Plain and simple, downside deviation is more than adequate as a risk measurement for broadly diversified investments. Anyone who reads this article and is unaware of the difference between standard deviation and downside deviation has been educated and is better off now. That is the real service of this article. However, the implication that an alternative method of measuring risk will improve outcomes for active managers is false logic.
Hello again, JY,
Thanks again for your comments. First, if you consider mentioning my former employer of 12 years ago in passing is promotional. Then I could argue by the same logic that you are shilling for yahoo because you use a yahoo e-mail account. I think that is pretty flimsy. In my case, I highlighted my work as an investment manager because I believe that experience and success in the industry are relevant to the conversation.
My research does not show that 87% of managers, as measured by a Sharpe ratio, beat their index. Sharpe ratios use standard deviation as their denominators. We have been over this before, and the research does not state what you are stating. Is the research outdated. Perhaps.
Separately, Tom and I have authored an entire series of posts about how to improve active management. Not just this singular post. Two more are forthcoming. Additionally, you should read my series entitled Alpha Wounds to see if you get a more comprehensive view of what Tom and I consider to be a systemic problem.
I do believe that using different risk measures than standard deviation, or semi-standard deviation can improve the returns of active managers. But so long as most are evaluated in that way, and manage their funds that way we won't have the ability to test the theory out. And that is a part of what Tom and I are discussing. Additionally, as we have said throughout this series. We hope to spark a discussion about how to improve active equity.
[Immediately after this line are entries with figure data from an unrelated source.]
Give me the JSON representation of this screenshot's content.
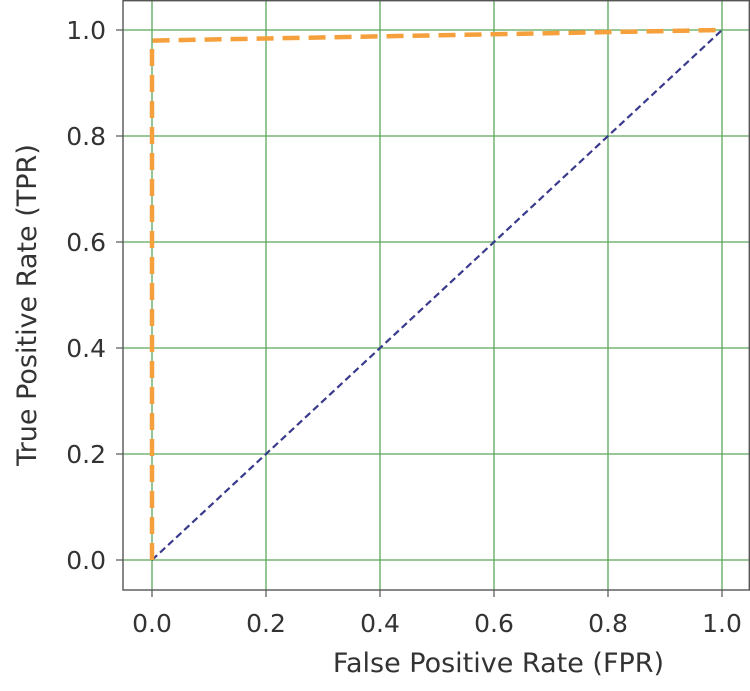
{
  "chart_data": {
    "type": "line",
    "title": "",
    "xlabel": "False Positive Rate (FPR)",
    "ylabel": "True Positive Rate (TPR)",
    "xlim": [
      0.0,
      1.0
    ],
    "ylim": [
      0.0,
      1.0
    ],
    "xticks": [
      "0.0",
      "0.2",
      "0.4",
      "0.6",
      "0.8",
      "1.0"
    ],
    "yticks": [
      "0.0",
      "0.2",
      "0.4",
      "0.6",
      "0.8",
      "1.0"
    ],
    "grid": true,
    "legend": "none",
    "series": [
      {
        "style": "dashed",
        "color": "#f5a03c",
        "x": [
          0.0,
          0.0,
          1.0
        ],
        "y": [
          0.0,
          0.98,
          1.0
        ]
      },
      {
        "style": "dashed",
        "color": "#3a3a8c",
        "x": [
          0.0,
          1.0
        ],
        "y": [
          0.0,
          1.0
        ]
      }
    ],
    "colors": {
      "grid": "#5aa65a",
      "axes": "#555555"
    }
  }
}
Next, I never conferred with any member of CFA Institute to write this series. Nor have I ever conferred with any member of management to author any of my pieces. As writers for Enterprising Investor, we are not held in check by a business plan mandate. You might want to peruse this post I authored less than a year ago before you draw another absolute conclusion: https://blogs.stage.cfainstitute.org/investor/2016/06/07/alpha-wounds-l… This is pretty strong proof to the contrary about your contention. Additionally, I can tell that you are relatively recent reader of The Enterprising Investor because for years we have featured articles from both sides of the passive vs. active debate.
Further, if you look at the roster of authors for out site you will see at least several hundred authors. Almost all of those are outside contributors, and not employees. The platform is open to you as well, and you don't even have to have a CFA charter. If you accept the challenge, as many who have authored a pro-passive management article have, and submit an article that meets our guidelines, and your writing is understandable and compelling, and your logic consistent, then you, too could be a writer for The Enterprising Investor. I am not one of the editors. So if our openness to your point of view is not evidence that we are not shilling, then can you be satisfied? You can find our requirements by clicking on the contributor tab at the top of the page.
Last, you did not answer the questions I asked you in my previous comments. I invite you do so, again.